И тут же фельдмаршал вместе с Буссе и Шульц-Бюттгером засели за разработку плана «Тигровый прыжок».

Постепенно связанные с этим планом надежды успокоили Манштейна, и он снова стал «ледяным фельдмаршалом».

После полночи связь со штабом фон Шелла прервалась. Вначале на это никто не обратил внимания, потом Шульц-Бюттгер накричал по телефону на дежурного офицера, потребовал немедленно восстановить связь со штабом танковой дивизии.

— Где же все-таки фон Шелл? — спросил Манштейн.

— Сейчас уточню... — ответил Шульц-Бюттгер.

— Странно... Не мог же его штаб провалиться сквозь землю. Фон Шелл... Что-то не припоминаю этого генерала. На каком фронте он воевал?

— Фон Шелл — новобранец, господин фельдмаршал, но особый и счастливый. Встал из кресла, покинул в тылу кабинет — взамен получил дивизию. — И Шульц-Бюттгер побежал на радиостанцию. Появился он совершенно расстроенным. — Штаб фон Шелла больше не существует. Неожиданная встреча с советскими танками и полный разгром. Фон Шелл пешком пришел на КП Балька. Необстрелянная двадцать пятая танковая дивизия понесла значительные потери и, пожалуй, на две-три недели вышла из строя.

— У Шелла шок... Надо выяснить, продвигаются ли советские танки дальше. Мы имеем возможность устроить им западню.

— Нет, они остановились.

Манштейн вдавил окурок сигары в хрустальную пепельницу.

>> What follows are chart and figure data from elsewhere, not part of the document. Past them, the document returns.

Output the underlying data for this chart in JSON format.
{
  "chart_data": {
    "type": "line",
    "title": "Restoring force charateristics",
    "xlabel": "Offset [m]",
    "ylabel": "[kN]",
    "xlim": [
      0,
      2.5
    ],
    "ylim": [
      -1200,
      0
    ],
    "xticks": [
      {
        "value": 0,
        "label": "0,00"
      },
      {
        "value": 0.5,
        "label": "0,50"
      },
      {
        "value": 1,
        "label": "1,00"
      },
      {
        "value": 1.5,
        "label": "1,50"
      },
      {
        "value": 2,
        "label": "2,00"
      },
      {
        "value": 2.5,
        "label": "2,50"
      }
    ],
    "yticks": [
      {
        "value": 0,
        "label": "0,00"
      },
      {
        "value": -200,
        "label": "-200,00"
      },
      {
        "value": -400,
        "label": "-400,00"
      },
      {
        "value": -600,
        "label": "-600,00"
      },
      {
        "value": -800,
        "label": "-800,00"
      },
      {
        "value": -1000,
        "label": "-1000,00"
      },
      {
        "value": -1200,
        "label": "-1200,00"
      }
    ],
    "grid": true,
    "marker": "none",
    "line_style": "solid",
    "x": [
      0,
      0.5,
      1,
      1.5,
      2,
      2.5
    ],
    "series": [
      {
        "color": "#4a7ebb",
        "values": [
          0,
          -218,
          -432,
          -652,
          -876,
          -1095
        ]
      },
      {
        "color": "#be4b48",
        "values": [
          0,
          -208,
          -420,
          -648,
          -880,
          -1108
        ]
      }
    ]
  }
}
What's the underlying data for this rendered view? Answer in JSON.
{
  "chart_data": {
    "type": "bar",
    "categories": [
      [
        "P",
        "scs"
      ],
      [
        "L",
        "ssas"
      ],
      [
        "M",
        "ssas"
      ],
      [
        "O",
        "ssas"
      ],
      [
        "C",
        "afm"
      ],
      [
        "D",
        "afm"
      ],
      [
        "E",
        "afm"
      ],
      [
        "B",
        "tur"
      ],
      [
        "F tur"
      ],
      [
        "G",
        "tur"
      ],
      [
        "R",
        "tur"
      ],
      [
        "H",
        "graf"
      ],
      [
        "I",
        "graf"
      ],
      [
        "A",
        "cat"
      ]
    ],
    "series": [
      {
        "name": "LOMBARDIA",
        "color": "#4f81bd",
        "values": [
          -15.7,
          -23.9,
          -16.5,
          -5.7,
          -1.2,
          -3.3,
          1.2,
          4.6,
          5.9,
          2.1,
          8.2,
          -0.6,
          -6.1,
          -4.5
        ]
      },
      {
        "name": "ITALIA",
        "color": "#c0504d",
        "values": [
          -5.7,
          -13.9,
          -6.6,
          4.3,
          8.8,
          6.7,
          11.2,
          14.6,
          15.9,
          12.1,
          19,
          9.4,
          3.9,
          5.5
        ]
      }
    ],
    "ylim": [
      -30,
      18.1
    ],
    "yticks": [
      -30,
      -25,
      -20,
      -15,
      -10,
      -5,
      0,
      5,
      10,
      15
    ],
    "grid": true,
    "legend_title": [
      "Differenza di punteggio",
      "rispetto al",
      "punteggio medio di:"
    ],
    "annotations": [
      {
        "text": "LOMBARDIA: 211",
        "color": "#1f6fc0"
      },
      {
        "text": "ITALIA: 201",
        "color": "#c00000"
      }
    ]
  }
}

— Господа, совесть не позволяет мне терпеть на посту командира дивизии такую бездарную тыловую крысу.

— Сейчас фон Шелла легко отстранить от должности, — начал осторожно Буссе. — Но надо ли так поступать сгоряча, не выяснив всех обстоятельств ночного боя? Да к тому же встречного, самого тяжелого. Тень падает и на испытанные передовые войска, которые позволили советским танкам незаметно проскользнуть в наш тыл. К тому же командующий армией Раус приказал совершить такой быстрый марш к Фастову, который для недавно сформированных частей просто пагубный. Я советую не спешить. Фон Шелл — большой приятель Гудериана, он в дружеских отношениях с Гиммлером. Надо ли нам вступать в конфликт с этими влиятельными лицами?

— Я не вижу другого выхода...

— А выход есть. Создать новый штаб дивизии из наших опытных офицеров. Я убежден: фон Шелл не станет мешать его распоряжениям.

— Пожалуй, вы правы... С этим можно согласиться. — Позванивая шпорами, Манштейн стал прохаживаться вдоль настенной карты. — Проклятая ночь, она подарила нам ящик Пандоры. Придется повременить с «Тигровым прыжком». Подойдут еще свежие силы, и мы подготовим контрудар самым тщательным образом. — Звонко звякнув шпорами, он остановился и, окинув взглядом карту, сказал: — Крохотный плацдармик у села Новые Петровцы превратился в стратегический, и, не скрывая своей цели, большевики по радио заявили на весь мир, что он дает им возможность изгнать нас из Правобережной Украины. — Он еще звонче звякнул шпорами. — Нет, господа, предчувствие меня не обманывает, вернее, строгий расчет и анализ обстановки подсказывают: на Днепре пальма победы будет в наших руках.